Perchée sur ses hauts talons, enveloppée dans sa grande robe blanche, la chose -approximativement ressemblant à une femme- se dirrigeait d'un pas allègre vers les grilles du cimetière.

Une fois près de la porte en fer sombre et rouillée, elle sortit une épingle de ses cheveux et commença son oppération en faisant bien attention à ne laisser aucune empreinte.

Elle crocheta donc la serrure, sans se presser et avec un calme presqu'inquiétant. Un court instant plustard, le portail céda sous sa manoeuvre expertes et pivota sur ses gons dans un cri d'animal qu'on égorge. Comme un chien, plus précisément comme celui qu'elle venait de laisser derrière elle.
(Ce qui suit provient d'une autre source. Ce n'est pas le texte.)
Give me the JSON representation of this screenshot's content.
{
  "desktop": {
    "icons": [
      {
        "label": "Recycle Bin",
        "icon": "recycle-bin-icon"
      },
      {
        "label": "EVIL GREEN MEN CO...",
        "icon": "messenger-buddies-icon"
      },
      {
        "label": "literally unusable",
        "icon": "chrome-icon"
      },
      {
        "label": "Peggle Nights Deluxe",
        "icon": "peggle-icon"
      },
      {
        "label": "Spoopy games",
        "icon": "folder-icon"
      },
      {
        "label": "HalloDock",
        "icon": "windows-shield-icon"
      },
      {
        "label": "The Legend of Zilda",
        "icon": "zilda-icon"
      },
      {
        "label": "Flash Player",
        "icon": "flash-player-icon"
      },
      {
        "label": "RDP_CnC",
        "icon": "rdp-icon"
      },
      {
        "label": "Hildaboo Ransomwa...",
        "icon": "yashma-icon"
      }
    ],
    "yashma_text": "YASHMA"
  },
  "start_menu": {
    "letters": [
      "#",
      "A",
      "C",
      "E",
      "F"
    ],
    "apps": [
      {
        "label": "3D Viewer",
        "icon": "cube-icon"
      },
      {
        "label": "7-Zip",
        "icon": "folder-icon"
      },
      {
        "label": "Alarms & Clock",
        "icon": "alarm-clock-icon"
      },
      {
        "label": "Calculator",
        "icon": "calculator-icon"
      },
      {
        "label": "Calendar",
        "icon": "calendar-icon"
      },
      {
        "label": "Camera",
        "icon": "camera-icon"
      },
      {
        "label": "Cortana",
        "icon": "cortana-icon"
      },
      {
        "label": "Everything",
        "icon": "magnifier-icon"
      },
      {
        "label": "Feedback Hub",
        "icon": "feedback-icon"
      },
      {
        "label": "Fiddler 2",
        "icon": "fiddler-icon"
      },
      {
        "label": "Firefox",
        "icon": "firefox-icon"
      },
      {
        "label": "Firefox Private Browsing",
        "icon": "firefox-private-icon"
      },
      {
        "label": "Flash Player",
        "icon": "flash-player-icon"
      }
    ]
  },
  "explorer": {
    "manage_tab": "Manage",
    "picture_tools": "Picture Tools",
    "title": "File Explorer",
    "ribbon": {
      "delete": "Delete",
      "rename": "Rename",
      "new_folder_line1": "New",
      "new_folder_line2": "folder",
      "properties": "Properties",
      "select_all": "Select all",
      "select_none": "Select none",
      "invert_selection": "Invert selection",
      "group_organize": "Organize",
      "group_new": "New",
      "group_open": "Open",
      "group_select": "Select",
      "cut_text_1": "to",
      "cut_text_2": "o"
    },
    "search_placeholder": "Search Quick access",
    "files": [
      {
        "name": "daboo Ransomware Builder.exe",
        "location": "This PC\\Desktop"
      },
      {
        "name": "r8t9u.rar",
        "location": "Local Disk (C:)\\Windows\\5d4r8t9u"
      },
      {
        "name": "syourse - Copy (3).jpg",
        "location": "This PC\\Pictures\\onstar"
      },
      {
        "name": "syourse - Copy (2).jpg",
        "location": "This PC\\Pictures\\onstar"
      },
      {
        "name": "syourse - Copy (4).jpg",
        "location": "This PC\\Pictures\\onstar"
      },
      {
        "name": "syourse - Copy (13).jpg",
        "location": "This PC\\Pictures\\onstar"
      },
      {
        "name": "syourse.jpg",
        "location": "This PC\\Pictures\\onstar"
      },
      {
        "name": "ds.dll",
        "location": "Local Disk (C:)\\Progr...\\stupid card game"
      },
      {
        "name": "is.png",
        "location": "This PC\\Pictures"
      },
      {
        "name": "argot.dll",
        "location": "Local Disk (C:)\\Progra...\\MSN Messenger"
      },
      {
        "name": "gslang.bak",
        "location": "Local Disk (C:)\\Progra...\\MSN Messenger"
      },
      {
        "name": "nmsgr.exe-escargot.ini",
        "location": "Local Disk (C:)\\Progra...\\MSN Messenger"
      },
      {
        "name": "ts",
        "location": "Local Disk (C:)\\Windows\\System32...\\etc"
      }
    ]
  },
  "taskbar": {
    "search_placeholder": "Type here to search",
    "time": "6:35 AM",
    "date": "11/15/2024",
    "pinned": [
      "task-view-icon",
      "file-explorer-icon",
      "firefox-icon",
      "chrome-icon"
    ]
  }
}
Elle entra, toujours aussi joyeuse et perchée sur ses chaussures à talons aiguilles. Sa longue robe blanche roula autour des ses chevilles au rythme de ses pas légers. Elégante, dans cette sombre atmosphère nocturne, ses intensions n'étaient pourtant pas si bénéfiques que son apparence de mariée.

Cette ombre blanche se faufila entre les tombes et arriva à celle qu'elle désirait voir. Elle sortit de son décolté une seringue à la taille démesurée et fit ce qu'elle avait à faire. Après quoi, elle nettoya l'objet avec un pant de sa robe, avant de partir en chantonant, sans se douter qu'on l'avait vu à l'oeuvre.